Comment tenir les assemblées générales des sociétés et respecter les délais dans le contexte de la crise sanitaire ?

Publié le : 30/03/2020 30 mars mars 03 2020

Une ordonnance du 26 mars 2020 vient adapter les règles de convocation, d’information, de réunion et de délibération des assemblées et des organes collégiaux d’administration, de surveillance ou de direction des personnes morales d’une part, et des entités dépourvues de personnalité morale de droit privé d’autre part, afin de leur permettre de continuer d’exercer leurs missions malgré les mesures de confinement et la continuité du fonctionnement de ces groupements.

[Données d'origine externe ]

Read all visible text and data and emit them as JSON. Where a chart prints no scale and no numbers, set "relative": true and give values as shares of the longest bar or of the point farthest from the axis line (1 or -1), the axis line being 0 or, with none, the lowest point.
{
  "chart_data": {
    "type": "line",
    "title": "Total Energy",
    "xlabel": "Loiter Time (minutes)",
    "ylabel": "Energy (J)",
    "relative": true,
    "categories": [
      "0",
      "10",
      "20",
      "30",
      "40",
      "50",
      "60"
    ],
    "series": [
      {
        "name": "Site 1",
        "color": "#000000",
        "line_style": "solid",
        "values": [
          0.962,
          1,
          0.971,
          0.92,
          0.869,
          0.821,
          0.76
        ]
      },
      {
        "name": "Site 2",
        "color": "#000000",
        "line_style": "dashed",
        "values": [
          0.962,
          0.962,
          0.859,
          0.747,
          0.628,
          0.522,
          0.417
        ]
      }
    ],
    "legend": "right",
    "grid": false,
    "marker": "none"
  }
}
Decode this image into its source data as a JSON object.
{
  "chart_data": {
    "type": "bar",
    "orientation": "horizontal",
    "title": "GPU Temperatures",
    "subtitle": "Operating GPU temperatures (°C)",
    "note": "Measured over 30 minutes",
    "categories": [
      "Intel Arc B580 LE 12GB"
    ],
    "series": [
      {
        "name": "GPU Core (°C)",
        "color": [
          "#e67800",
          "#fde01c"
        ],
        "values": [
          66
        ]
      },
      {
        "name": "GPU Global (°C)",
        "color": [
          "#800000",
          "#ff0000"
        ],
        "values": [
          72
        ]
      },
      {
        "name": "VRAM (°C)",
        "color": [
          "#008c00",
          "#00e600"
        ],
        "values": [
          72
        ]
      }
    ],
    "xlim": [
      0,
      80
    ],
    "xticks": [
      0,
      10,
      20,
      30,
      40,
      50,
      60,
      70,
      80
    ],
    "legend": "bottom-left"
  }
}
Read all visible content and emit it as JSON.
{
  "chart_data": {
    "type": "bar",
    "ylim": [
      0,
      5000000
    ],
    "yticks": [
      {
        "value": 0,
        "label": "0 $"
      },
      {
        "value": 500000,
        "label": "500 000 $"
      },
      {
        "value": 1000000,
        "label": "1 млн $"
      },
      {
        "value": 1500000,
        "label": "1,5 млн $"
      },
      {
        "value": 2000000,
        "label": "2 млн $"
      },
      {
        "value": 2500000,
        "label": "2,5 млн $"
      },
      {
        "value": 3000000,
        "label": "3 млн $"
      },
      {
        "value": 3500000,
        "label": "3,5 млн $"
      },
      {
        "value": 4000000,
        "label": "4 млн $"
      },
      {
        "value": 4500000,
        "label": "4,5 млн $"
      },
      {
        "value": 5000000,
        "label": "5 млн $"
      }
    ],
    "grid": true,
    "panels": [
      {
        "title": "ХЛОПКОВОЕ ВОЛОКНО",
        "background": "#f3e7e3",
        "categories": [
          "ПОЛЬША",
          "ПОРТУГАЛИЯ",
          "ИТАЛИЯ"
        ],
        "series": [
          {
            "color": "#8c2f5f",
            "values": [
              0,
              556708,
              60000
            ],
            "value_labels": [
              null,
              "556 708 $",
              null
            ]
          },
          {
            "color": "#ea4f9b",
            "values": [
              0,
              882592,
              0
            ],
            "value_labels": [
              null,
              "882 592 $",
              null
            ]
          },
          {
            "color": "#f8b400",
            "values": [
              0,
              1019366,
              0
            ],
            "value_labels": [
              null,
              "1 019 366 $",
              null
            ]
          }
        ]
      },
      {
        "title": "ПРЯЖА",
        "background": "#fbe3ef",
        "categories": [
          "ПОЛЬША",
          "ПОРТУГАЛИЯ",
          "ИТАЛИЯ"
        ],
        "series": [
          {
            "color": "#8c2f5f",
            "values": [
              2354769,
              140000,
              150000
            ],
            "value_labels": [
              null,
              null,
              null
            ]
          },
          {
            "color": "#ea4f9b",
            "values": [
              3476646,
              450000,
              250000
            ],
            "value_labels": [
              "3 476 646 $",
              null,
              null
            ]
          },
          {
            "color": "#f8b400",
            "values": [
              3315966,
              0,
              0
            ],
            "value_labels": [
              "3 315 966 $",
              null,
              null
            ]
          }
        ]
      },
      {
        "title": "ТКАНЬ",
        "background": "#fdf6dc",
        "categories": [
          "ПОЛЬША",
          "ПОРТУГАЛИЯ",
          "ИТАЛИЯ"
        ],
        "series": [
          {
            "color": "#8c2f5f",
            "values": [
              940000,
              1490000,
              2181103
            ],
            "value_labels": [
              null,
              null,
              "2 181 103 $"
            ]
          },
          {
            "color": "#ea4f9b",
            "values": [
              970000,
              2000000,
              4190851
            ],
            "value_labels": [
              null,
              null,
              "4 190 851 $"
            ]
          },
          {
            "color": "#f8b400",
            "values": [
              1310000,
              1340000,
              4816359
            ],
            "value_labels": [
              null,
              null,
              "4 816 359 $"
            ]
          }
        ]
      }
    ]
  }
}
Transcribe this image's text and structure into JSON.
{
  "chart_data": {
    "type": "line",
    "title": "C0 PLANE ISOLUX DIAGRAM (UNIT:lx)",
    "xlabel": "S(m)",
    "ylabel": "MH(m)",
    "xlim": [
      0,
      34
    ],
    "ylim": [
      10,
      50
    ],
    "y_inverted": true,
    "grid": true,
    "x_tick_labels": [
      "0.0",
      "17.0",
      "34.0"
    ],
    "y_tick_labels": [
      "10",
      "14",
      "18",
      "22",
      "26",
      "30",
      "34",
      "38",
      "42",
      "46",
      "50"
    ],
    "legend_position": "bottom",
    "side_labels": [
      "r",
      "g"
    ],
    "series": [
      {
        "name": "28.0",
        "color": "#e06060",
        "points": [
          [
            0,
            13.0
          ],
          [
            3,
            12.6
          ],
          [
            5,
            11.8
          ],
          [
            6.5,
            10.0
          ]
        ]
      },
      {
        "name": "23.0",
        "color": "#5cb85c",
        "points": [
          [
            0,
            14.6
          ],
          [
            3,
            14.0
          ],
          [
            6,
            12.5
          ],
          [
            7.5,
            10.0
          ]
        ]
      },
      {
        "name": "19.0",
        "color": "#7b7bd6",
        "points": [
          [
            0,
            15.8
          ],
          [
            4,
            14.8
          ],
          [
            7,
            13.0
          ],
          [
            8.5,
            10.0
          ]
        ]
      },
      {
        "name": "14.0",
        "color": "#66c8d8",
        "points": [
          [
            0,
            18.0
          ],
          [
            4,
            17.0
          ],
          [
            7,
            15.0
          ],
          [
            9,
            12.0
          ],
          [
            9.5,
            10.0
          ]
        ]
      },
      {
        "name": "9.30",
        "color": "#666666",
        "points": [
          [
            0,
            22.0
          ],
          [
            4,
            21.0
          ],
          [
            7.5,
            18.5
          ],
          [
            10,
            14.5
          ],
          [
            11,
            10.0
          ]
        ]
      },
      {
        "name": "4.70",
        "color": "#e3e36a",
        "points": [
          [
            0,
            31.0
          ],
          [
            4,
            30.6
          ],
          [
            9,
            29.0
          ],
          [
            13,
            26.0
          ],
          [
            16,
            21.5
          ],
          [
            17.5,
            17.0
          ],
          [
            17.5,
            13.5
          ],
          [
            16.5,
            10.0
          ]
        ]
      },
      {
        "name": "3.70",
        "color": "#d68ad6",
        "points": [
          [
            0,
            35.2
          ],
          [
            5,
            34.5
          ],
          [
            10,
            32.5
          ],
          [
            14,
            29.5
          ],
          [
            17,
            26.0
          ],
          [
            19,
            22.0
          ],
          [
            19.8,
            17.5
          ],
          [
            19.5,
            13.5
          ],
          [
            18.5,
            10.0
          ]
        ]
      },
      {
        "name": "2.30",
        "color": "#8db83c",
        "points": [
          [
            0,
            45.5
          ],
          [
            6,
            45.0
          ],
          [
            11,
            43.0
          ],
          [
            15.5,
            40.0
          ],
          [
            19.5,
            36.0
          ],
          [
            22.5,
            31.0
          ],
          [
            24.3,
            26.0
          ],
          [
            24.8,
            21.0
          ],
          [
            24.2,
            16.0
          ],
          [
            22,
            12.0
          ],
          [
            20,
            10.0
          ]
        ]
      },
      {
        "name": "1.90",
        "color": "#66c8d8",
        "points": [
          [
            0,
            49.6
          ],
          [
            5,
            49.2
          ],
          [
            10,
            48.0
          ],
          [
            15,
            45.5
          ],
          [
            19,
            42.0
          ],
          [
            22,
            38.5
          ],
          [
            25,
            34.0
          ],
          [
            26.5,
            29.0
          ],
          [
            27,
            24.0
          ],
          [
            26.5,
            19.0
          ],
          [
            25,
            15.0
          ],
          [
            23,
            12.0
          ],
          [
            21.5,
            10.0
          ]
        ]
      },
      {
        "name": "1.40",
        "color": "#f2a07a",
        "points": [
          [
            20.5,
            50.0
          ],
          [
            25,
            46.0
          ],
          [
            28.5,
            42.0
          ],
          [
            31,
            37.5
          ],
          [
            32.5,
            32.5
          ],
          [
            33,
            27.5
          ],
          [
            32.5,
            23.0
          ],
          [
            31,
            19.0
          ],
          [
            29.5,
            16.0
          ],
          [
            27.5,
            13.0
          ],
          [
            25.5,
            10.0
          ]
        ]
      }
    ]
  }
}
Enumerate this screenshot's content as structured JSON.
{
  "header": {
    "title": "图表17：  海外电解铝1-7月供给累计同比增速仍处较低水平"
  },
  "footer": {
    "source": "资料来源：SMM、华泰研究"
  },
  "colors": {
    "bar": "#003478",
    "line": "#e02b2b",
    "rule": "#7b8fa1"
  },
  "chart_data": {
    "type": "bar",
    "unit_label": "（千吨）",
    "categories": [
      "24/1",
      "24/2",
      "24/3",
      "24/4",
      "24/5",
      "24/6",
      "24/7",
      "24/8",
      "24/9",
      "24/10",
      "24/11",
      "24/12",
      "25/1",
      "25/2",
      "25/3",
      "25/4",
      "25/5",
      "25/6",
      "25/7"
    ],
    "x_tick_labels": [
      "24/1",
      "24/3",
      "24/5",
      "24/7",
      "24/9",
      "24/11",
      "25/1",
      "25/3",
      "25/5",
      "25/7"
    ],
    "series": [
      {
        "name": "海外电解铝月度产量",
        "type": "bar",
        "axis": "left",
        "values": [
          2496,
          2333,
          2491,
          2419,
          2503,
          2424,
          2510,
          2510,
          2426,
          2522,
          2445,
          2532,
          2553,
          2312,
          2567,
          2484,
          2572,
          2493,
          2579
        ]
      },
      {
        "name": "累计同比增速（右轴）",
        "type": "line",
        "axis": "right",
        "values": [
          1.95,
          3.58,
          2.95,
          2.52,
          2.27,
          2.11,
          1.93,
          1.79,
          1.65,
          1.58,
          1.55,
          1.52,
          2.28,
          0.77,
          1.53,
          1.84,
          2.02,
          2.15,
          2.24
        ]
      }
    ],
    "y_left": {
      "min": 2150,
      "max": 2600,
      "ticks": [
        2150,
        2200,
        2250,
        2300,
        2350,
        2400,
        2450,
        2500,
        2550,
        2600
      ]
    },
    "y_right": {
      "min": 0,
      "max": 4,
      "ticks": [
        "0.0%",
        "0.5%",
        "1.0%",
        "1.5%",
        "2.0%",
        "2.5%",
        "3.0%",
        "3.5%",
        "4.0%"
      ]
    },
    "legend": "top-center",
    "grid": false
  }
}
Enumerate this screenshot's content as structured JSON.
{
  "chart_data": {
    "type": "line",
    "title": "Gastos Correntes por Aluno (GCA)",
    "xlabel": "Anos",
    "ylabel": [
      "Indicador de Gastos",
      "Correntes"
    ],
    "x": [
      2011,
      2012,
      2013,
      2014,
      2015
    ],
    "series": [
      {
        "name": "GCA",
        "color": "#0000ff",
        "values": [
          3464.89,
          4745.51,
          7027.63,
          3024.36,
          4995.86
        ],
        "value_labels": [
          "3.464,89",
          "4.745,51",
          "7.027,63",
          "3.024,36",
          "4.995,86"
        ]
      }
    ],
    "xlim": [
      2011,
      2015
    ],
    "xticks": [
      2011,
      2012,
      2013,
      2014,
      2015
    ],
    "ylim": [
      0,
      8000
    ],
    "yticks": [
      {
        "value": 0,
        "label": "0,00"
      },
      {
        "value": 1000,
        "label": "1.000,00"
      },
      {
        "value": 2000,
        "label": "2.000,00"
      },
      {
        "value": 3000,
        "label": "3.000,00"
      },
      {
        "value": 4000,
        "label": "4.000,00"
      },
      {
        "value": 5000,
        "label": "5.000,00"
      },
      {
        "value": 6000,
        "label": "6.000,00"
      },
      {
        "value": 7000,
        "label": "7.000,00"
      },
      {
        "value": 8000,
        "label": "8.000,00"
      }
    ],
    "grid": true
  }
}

Cette ordonnance est applicable aux assemblées et aux réunions des organes collégiaux d'administration, de surveillance et de direction tenues à compter du 12 mars 2020 et jusqu'au 31 juillet 2020, sauf prorogation de ce délai jusqu'à une date ultérieure fixée par décret et au plus tard le 30 novembre 2020.

Sur le champ d’application, l’ordonnance indique que cela concerne : les personnes morales et entités dépourvues de personnalité morale de droit privé, et notamment :

1° Les sociétés civiles et commerciales ;

2° Les masses de porteurs de valeurs mobilières ou de titres financiers ;

3° Les groupements d'intérêt économique et les groupements européens d'intérêt économique ; 4° Les coopératives ;

5° Les mutuelles, unions de mutuelles et fédérations de mutuelles ;

6° Les sociétés d'assurance mutuelle et sociétés de groupe d'assurance mutuelle ;

7° Les instituts de prévoyance et sociétés de groupe assurantiel de protection sociale ; 8° Les caisses de crédit municipal et caisses de crédit agricole mutuel ;

9° Les fonds de dotation ;

10° Les associations et les fondations.
 

Le terme « notamment » est utilisé, cela signifie que la liste est non limitative.

Aussi, à la diversité et la variété de ces entités répond une diversité d’organes et une variété de règles qui y sont applicables. Les mesures prévues par l’ordonnance couvrent , l’ensemble des assemblées, ordinaires ou extraordinaires, telles que les assemblées générales des actionnaires, associés, membres, sociétaires ou délégués, les assemblées spéciales, les assemblées des masses, mais aussi l’ensemble des organes collégiaux d’administration, de surveillance ou de direction, tels que les conseils d’administration, conseils de surveillances et directoires.

 

Pour les assemblées, le texte prévoit deux adaptations :

- Une adaptation des règles de convocation et d’information

Convocation des assemblées :

Dans les sociétés cotées, dont les assemblées peuvent comporter un nombre significatif de membres, certains membres devant être convoqués par voie postale, aucune nullité des assemblées n’est encourue lorsqu’une convocation devant être réalisée par voie postale n’a pu l’être en raison de circonstances extérieures à la société.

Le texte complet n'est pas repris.